Last year, the U.S. Department of Interior approved the request of the 1,800-member North Fork Rancheria and the 800-member Enterprise Rancheria to construct off-reservation casinos.
North Fork wants to build a 2,500-slot, 200-room hotel near Madera. Enterprise proposes a 1,700-slot and 170-room hotel near Oroville.
“The federal administrative process giving rise to your determination was extremely thorough. The process lasted more than ten years, included numerous hearings, considered hundreds of comments and generated thousands of pages of administrative records,” Brown wrote in an August 30 letter to Department of Interior Secretary Ken Salazar in approving the Enterprise Rancheria request.
“A large tribal population will directly benefit from the gaming facility. The Enterprise Tribe is made up of more than 800 native Californians who face serious economic hardship.”
The Democratic governor sent a similar letter to Salazar approving the North Fork proposal.
Tribes who have already built and operate casinos on their own lands oppose Brown’s actions.
“This completely changes the face of California tribal gaming,’ said David Quintana, a tribal lobbyist.
“Now that (the governor) has done this it will be about investors finding tribes and cities that are financially strapped and cutting deals because that’s exactly what happened in Madera.”
Madera County Supervisors voted in January to back the North Fork Rancheria’s casino, which would be located in that county at Highway 99 and Avenue 17.
The project will create 4,250 jobs — 1,500 of them permanent – the North Fork Rancheria says.

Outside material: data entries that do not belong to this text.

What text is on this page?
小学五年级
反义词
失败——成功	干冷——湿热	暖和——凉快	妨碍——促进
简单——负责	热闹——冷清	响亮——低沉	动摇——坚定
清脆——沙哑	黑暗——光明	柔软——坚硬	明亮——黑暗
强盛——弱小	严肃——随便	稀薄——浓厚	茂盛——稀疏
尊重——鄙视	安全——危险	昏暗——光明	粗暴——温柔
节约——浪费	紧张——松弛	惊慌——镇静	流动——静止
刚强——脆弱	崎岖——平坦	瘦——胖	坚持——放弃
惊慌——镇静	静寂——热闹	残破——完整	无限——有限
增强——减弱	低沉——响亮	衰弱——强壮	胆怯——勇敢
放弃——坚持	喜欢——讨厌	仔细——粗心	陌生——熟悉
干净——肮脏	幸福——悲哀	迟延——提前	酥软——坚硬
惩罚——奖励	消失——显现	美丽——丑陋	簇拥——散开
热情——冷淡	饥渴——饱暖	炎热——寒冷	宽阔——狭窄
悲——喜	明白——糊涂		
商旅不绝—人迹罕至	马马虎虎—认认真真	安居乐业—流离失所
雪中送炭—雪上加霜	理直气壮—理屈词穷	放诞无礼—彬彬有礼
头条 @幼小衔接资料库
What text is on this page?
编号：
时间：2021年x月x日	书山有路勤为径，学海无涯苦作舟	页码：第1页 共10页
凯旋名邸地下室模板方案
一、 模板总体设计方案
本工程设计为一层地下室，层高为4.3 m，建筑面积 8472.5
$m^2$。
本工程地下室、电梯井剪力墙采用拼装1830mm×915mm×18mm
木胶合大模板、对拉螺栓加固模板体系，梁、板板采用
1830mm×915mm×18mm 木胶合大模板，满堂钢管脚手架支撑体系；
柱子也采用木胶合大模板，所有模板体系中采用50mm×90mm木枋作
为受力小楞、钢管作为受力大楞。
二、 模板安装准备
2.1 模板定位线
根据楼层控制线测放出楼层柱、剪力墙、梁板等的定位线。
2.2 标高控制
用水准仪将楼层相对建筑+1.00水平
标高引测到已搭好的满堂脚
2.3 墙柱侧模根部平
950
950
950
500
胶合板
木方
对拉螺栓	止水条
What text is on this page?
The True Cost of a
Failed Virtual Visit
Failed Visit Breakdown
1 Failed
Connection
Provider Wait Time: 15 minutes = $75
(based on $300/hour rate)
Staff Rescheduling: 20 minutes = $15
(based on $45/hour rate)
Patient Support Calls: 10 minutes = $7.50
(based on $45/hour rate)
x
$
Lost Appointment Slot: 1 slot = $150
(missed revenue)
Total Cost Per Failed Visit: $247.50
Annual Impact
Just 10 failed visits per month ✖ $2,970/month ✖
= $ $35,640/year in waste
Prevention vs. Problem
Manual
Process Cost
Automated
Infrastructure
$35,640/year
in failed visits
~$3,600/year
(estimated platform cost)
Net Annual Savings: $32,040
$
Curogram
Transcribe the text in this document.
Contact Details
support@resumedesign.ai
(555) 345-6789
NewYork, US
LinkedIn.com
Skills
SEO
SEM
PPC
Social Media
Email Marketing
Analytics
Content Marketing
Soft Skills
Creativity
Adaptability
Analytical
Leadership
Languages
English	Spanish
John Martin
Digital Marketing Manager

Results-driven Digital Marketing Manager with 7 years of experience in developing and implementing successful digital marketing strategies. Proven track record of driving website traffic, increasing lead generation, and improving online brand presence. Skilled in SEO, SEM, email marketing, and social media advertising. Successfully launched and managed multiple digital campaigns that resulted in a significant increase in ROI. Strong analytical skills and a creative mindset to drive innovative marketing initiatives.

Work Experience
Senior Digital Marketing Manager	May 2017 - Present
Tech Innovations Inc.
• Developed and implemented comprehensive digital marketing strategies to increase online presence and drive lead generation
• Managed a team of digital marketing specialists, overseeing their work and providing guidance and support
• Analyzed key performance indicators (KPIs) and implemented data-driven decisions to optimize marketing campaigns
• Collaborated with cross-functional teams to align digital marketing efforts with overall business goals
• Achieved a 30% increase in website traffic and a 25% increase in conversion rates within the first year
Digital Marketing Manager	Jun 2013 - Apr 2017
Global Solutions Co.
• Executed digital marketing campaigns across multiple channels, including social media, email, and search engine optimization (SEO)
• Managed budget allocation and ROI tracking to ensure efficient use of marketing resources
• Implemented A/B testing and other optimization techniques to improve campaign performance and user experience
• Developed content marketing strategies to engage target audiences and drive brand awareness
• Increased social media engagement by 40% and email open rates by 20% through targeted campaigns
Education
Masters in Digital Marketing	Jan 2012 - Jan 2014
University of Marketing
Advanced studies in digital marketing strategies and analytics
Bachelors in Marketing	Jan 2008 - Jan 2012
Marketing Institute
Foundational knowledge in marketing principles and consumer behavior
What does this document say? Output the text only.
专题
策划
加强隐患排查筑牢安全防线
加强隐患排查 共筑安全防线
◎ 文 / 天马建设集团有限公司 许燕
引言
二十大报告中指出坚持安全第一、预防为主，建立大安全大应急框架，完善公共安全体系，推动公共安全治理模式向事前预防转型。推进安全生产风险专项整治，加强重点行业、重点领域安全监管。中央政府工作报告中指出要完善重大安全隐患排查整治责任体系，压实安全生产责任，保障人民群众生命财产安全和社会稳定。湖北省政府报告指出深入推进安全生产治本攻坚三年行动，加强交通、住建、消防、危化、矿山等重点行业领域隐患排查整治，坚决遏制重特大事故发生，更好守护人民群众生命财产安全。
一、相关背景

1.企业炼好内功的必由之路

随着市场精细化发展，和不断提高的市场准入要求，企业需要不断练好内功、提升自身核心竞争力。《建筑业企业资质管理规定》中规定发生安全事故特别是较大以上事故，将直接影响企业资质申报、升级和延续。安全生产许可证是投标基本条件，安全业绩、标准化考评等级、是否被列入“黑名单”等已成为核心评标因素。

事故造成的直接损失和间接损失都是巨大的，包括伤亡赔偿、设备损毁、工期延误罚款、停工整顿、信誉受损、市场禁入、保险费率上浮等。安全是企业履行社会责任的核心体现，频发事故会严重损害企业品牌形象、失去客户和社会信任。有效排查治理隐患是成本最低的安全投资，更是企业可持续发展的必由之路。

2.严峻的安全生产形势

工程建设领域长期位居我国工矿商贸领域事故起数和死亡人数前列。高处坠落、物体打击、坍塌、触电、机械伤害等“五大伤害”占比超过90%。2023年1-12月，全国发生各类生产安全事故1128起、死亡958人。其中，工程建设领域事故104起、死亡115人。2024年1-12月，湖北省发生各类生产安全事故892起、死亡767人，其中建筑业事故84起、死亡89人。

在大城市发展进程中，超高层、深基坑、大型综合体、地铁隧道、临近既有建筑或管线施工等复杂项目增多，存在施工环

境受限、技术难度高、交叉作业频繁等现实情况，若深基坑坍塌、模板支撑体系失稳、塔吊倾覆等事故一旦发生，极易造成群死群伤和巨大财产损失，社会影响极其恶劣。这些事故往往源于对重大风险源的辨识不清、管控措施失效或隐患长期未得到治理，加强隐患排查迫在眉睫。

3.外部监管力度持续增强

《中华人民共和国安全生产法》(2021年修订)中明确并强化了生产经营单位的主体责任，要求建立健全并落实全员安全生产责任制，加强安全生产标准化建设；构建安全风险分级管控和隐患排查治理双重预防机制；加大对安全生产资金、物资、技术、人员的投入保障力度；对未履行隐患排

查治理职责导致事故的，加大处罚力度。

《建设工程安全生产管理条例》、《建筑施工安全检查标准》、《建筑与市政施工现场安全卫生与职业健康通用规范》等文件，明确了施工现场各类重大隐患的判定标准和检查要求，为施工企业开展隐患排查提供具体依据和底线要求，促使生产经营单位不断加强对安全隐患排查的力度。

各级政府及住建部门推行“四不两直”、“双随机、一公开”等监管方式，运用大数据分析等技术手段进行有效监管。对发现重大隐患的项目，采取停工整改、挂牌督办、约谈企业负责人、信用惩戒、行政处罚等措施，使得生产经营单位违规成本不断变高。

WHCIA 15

In addition, the project will generate more than $100 million for the city and county of Madera over 20 years, backers say.
The federal Indian Gaming Regulatory Act of 1988 allows tribes to build casinos on reservations that existed prior to Oct. 17, 1988 but not on lands taken into trust after that date.
However, the Secretary of Interior can grant exemptions if the off-reservation site is deemed to be in the tribe’s best interest and doesn’t hurt the surrounding community.
Enterprise’s Oroville site is roughly 50 miles from their reservation. North Fork’s Madera location is 40 miles from their lands near Yosemite.
In announcing his decision Brown said:
“The compact includes provisions to protect employees and patrons as well as measures to protect the environment during the construction and operation of gaming facilities. It also funds programs in local communities to mitigate the effect of gaming activities and address gambling addiction.”
Quintana cautioned that both facilities would face state environmental quality act challenges.
“If you have a five spot don’t plan on dropping it in any of these casinos any time soon,” Quintana said. “We believe they completely skirted the California Environmental Quality Act and there will be a lot of extended litigation on the issue.”